Он повернулся к «молодоженам», которые уже стояли обнявшись.

– Ребята, а давайте я метнусь, граблями эту стерву ухайдокаю – и это типа будет от меня вам подарок? А что? Не только же Психу презенты раздавать.

Лоча засмеялась.

– Спасибо, милый Жир. Но этим вопросом я займусь сама. Уж что-что, а это точно мое дело и моя месть. И я прибью любого, кто в этом вопросе перейдет мне дорогу.

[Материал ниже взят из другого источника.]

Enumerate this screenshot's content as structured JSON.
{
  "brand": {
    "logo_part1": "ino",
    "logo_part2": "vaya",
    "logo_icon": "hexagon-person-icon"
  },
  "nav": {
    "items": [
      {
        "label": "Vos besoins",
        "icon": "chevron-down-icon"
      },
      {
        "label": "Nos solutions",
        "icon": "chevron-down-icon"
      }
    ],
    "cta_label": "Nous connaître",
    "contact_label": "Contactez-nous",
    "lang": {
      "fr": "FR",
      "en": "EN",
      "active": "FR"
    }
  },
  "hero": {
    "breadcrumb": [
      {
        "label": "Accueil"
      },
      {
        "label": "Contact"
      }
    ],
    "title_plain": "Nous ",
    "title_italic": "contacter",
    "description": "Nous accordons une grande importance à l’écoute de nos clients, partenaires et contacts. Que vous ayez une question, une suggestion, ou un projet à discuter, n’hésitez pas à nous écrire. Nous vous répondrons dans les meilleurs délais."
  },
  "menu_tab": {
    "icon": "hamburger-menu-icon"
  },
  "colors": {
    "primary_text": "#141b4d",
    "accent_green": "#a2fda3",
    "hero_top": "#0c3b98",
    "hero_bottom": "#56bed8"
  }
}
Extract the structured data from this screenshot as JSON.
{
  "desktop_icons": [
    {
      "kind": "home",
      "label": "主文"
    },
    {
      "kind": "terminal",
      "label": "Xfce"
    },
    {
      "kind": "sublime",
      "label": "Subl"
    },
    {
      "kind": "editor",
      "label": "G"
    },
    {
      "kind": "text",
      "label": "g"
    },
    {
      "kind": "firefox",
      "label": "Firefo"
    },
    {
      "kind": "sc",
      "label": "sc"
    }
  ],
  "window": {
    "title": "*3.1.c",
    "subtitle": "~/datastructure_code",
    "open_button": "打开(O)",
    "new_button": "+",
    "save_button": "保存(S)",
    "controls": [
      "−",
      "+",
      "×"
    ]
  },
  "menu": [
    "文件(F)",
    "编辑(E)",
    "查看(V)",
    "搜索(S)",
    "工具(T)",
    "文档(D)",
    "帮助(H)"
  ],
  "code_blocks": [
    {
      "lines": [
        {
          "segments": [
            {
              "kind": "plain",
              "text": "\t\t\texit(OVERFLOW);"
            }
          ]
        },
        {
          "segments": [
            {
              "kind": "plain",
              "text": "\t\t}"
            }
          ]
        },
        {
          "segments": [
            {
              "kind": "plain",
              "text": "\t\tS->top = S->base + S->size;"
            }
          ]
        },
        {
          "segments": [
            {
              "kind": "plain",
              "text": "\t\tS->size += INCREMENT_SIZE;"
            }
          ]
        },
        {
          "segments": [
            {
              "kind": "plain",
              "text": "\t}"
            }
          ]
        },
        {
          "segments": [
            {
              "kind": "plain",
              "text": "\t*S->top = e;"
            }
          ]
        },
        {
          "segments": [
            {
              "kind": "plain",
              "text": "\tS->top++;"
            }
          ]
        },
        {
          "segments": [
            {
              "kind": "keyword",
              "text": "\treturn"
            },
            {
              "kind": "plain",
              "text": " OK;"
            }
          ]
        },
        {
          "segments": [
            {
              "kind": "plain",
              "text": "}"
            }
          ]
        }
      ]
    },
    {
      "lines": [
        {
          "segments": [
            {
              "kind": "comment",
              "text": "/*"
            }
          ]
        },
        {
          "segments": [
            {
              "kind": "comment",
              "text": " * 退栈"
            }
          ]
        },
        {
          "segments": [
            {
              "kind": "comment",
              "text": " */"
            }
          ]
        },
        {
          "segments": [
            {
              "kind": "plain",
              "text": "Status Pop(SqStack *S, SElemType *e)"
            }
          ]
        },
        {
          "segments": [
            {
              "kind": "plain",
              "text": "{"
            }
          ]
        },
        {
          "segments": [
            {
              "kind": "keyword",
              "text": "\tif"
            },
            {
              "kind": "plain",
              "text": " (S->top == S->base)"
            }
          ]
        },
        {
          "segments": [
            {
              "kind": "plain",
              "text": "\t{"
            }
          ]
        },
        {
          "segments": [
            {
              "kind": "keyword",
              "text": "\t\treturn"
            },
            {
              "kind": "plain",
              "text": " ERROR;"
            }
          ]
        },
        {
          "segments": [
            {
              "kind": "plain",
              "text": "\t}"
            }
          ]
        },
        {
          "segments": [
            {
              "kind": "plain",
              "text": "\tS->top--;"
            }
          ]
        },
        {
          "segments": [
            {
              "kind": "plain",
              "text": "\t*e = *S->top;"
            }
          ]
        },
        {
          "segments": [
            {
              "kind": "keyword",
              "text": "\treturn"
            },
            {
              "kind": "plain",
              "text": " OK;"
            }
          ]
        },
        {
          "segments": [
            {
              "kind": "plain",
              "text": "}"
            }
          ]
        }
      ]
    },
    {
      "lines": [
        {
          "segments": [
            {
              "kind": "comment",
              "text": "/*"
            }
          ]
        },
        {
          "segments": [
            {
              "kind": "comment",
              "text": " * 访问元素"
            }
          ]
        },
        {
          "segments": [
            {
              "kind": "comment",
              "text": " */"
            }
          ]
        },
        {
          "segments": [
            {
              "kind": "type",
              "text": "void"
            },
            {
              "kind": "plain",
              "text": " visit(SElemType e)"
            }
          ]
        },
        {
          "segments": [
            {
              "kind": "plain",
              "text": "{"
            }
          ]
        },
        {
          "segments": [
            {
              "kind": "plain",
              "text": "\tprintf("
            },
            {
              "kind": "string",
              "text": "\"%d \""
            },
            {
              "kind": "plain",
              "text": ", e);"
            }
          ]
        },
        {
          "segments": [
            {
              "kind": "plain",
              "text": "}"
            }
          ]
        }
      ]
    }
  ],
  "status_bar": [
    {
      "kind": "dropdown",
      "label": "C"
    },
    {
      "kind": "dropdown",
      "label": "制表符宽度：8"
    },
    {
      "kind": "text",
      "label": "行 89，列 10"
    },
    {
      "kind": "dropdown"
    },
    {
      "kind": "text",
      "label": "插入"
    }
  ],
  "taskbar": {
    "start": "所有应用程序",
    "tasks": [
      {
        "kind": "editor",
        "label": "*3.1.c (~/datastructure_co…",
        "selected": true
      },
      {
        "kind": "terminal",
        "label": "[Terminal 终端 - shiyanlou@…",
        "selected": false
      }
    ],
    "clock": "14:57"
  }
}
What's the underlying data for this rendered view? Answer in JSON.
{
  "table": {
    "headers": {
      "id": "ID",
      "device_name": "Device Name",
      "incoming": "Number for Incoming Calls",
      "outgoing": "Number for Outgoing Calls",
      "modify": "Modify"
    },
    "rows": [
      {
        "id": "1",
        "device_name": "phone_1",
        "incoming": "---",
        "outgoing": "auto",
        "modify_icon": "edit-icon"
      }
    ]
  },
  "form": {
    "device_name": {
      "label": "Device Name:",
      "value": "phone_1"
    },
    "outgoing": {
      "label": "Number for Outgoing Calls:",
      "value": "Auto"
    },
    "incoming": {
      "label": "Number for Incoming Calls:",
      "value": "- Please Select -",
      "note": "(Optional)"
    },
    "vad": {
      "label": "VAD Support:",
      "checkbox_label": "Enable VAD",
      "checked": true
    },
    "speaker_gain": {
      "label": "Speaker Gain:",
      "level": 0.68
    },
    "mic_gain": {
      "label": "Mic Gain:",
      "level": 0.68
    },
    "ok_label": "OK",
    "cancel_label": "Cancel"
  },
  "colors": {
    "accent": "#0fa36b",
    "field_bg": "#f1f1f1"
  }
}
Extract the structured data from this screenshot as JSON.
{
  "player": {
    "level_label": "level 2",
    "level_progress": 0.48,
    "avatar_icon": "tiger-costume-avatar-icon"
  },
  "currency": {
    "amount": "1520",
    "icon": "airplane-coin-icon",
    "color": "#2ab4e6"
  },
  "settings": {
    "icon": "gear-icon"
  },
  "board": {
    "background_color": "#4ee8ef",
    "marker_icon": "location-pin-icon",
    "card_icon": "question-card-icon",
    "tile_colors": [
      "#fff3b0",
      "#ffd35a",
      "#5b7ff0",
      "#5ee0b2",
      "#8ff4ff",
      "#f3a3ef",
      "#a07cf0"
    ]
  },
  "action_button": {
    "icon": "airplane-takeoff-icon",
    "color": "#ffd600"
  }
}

– Тебе нельзя, – глухо сказал Бык. – Я и за тебя поклялся, и за сына. Она не дура и себе со всех сторон соломки подстелила.

– Да? – легкомысленно спросила воительница и махнула рукой. – Тогда я что-нибудь другое придумаю. Ты даже не догадываешься, милый, насколько мы, женщины, в этих вопросах изобретательны.

И она, как молодая девчонка, не стесняясь гостей, взлохматила мужу волосы.

– Да не парься ты! Стоит он здесь, сопит злобно, фигню всякую думает… Какие проблемы, Князь? Ну обнесли нас – и обнесли! Делов-то. Живы будем – и добро заново наживем, и проблемы порешаем. Иди вон домой и займись инвентаризацией, надо же нам понимать, что у нас в активе есть.

– А ты? – промычал бык.

– А я пойду наших дорогих гостей через огненные земли проведу. Что-то не хочется мне им веер одалживать. Рожи у них больно жуликоватые. Я лучше сама с ними прогуляюсь. Опять же – хоть с деверем толком познакомлюсь.

* * *

Псих и Жир стояли во дворе, ожидая, пока Лоча соберется в недельный поход.

– Кстати, Псих, – Жир вспомнил проочень важную вещь. – Давно хотел спросить – а почему Князь тебя «Ханом» называет?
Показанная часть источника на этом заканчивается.